Peter H. Tanella
Legal Lingo columnist Peter H. Tanella chairs Mandelbaum Barrett’s National Veterinary Law Center. He earned his JD from Quinnipiac University School of Law and served as a deputy attorney general with the New Jersey Office of the Attorney General’s Division of Law, where he was general counsel to numerous state agencies. He has advised hundreds of veterinarians on practice acquisitions, sales, mergers, partnerships, joint ventures and associate buy-ins, the structuring of management service organizations, and the development of practice succession strategies. He may be emailed at email@example.comRead Articles Written by Peter H. Tanella
Companies nationwide, including many veterinary practices, relied on emergency financial assistance to stay afloat during the COVID-19 pandemic. Today, however, enforcement action by the U.S. Justice Department in the case of Paycheck Protection Program loans to businesses highlights the importance of conducting due diligence when entering into the sale of a veterinary hospital.
A Brief History
In 2020, the Coronavirus Aid, Relief and Economic Security Act was enacted to provide emergency financial assistance to businesses impacted by the pandemic. One aspect of the CARES Act was the Small Business Association’s Paycheck Protection Program, which aided eligible companies in the form of forgivable loans for payroll and other specified expenses. Qualified businesses could receive PPP loans of up to 2½ times their average monthly payroll and a maximum of $10 million. In addition, the second round of PPP funding granted eligible businesses as much as $2 million more.
Both PPP rounds carried interest rates of 1% and required no collateral or personal guarantees. Borrowers were eligible for complete loan forgiveness if specific criteria were satisfied within eight to 24 weeks after the loan’s disbursement. The criteria included:
- Spending at least 60% of the proceeds on payroll costs.
- Using all the proceeds for payroll or other eligible expenses.
- Maintaining employee and compensation levels.
Fighting Loan Fraud
Despite the government fully or partially forgiving an overwhelming majority of PPP loans, the Small Business Association continues to identify loans fraudulently obtained or improperly forgiven based on misrepresentations or omissions of fact.

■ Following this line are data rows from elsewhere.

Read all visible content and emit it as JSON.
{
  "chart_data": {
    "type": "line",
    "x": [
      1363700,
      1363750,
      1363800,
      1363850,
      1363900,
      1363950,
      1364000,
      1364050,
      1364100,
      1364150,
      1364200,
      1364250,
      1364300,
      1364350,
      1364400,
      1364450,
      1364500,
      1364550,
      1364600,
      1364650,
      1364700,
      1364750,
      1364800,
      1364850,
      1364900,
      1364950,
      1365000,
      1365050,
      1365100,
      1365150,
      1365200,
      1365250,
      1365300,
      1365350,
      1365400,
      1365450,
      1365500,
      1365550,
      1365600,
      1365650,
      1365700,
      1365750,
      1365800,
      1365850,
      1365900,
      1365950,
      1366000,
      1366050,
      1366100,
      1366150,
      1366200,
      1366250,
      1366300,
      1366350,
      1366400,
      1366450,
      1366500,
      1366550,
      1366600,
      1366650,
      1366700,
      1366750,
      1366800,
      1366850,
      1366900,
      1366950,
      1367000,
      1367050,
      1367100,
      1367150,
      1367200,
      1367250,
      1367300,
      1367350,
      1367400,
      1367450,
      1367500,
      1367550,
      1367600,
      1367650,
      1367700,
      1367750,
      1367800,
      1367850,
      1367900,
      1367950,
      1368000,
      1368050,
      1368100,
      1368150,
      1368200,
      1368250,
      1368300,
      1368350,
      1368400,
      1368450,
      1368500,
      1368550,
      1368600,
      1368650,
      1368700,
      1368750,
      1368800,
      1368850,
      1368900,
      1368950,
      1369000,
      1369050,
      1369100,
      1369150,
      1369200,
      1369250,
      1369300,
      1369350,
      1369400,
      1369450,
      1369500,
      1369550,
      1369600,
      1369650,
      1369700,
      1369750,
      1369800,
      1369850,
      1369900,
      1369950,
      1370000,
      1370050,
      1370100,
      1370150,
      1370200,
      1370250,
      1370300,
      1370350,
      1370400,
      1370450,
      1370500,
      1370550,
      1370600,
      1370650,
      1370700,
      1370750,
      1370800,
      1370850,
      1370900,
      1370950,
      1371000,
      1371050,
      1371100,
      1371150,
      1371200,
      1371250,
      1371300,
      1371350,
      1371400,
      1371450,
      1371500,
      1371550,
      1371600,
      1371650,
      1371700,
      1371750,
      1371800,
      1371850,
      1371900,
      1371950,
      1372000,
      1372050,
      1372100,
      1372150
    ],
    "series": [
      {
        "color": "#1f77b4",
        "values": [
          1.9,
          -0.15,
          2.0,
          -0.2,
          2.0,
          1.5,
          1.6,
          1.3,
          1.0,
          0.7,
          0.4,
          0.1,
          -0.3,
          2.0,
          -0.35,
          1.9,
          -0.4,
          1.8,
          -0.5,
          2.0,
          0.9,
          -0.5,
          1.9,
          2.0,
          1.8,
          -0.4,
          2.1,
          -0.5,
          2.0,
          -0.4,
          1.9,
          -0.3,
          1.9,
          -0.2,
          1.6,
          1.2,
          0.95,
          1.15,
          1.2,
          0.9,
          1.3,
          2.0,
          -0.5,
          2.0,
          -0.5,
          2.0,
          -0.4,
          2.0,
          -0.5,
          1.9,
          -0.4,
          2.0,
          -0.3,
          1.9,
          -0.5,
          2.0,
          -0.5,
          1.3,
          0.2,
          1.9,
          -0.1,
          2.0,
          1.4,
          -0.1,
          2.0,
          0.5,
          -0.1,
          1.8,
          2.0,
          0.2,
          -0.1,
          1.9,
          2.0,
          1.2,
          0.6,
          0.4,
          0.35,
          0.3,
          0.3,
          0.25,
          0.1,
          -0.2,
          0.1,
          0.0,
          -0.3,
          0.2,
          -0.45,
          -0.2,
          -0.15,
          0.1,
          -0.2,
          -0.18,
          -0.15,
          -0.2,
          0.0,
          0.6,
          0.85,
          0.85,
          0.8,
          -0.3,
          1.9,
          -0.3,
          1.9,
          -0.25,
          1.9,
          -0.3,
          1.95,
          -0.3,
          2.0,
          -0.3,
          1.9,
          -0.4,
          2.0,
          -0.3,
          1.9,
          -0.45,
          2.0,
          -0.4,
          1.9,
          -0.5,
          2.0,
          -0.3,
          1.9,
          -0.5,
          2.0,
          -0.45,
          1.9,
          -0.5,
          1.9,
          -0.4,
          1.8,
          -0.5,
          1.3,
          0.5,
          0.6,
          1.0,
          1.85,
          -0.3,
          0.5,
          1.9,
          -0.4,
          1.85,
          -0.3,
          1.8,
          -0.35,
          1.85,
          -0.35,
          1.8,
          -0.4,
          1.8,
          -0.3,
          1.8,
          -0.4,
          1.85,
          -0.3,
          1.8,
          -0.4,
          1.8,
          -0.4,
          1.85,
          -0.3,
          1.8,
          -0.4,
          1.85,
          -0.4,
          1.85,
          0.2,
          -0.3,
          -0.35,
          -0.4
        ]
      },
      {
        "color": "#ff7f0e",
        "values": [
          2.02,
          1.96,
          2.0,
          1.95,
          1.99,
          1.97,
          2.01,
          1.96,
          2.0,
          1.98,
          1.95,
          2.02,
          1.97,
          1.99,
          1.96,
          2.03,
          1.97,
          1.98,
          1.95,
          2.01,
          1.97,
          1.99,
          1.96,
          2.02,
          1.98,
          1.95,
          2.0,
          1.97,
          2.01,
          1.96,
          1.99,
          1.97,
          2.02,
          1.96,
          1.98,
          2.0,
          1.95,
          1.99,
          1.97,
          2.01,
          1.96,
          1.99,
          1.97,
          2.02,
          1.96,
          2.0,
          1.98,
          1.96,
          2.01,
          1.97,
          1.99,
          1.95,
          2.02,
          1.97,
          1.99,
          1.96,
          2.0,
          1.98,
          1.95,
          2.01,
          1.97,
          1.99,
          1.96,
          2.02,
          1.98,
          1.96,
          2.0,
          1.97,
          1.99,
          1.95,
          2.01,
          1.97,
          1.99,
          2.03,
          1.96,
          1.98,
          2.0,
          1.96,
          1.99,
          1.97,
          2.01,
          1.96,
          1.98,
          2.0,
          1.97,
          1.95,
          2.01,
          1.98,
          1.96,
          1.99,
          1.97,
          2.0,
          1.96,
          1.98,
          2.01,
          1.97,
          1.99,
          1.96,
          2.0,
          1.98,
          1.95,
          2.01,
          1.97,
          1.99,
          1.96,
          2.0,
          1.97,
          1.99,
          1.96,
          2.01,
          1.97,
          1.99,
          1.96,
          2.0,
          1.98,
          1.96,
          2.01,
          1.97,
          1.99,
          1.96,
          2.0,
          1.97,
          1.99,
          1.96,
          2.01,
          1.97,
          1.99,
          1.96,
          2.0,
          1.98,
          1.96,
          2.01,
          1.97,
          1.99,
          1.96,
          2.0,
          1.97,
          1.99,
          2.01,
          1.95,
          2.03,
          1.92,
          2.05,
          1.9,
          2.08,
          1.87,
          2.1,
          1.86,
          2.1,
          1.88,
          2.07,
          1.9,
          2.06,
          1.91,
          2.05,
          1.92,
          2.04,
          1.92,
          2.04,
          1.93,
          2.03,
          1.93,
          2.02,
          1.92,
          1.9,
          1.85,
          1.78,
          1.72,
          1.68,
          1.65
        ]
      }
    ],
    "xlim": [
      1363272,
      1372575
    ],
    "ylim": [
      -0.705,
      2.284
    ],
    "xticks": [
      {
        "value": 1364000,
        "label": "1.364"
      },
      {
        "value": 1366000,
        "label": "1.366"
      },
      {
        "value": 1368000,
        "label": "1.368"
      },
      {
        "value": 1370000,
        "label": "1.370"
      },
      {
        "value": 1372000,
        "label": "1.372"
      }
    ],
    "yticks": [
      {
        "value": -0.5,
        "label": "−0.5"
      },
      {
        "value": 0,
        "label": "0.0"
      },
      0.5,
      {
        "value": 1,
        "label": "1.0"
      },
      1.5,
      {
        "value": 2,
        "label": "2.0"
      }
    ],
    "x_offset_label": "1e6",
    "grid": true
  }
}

While concerns about potential fraud were present from the start, the SBA identified internal oversight failures. In response, a federal law passed in 2022 established a 10-year statute of limitations for criminal and civil enforcement against borrowers who engaged in PPP loan fraud. Shortly after, the Justice Department created strike-force teams dedicated to investigating and prosecuting fraud involving COVID-19 relief funds.
The federal government has several legal tools when prosecuting PPP loan fraud, including the False Claims Act, which imposes liability on people and companies defrauding government programs.
In addition to the crackdown, the IRS issued guidance on the repercussions involving improperly forgiven PPP loans. The agency advised that when a loan to a taxpayer is forgiven based on misrepresentations or omissions, the taxpayer cannot exclude the improperly forgiven amount from income and must pay taxes on it.
The Effect on Veterinary Transactions
When two parties engage in a post-pandemic veterinary practice transaction, due diligence should reveal whether the owner received PPP loans or other pandemic relief. However, the buyers and sellers often dismiss any concerns when they see proof that the loans were forgiven. Often, the “proof” is a simple email from the Small Business Association rather than a formal letter or document from the lending bank.
Practice buyers should be aware that PPP loan audits are ongoing. If a future audit determines that loans were improperly forgiven, the financial impact on the buyer can be devastating. On the other hand, sellers should understand that they might be held responsible should issues arise.
Tips for Both Sides
Hospital buyers and sellers should answer these questions:
- Was the seller eligible for the PPP loans applied for and received?
- Does the seller have adequate proof of PPP loan forgiveness?
- Was the seller the subject of an audit or investigation related to PPP loans? Is the seller now the subject of one?
- Did the seller make appropriate representations and warranties regarding the PPP loans?
- Have you reviewed all PPP loan applications to identify any misrepresentations or omissions?
- Did you satisfy all the conditions for PPP loan forgiveness?
- Did you receive documentation from the lending bank confirming PPP loan forgiveness or repayment?
- What representations and warranties did you make to the buyer?
- Did you indemnify the buyer from future PPP loan enforcement actions?
PPP loans and other relief funds were critical in allowing veterinary practices to stay open and treat patients during difficult times. While many businesses are eager to put the pandemic in the past, PPP loans cannot be overlooked when a practice changes ownership. By conducting thorough due diligence, buyers and sellers can ensure that government audits and legal enforcement won’t come back to haunt them.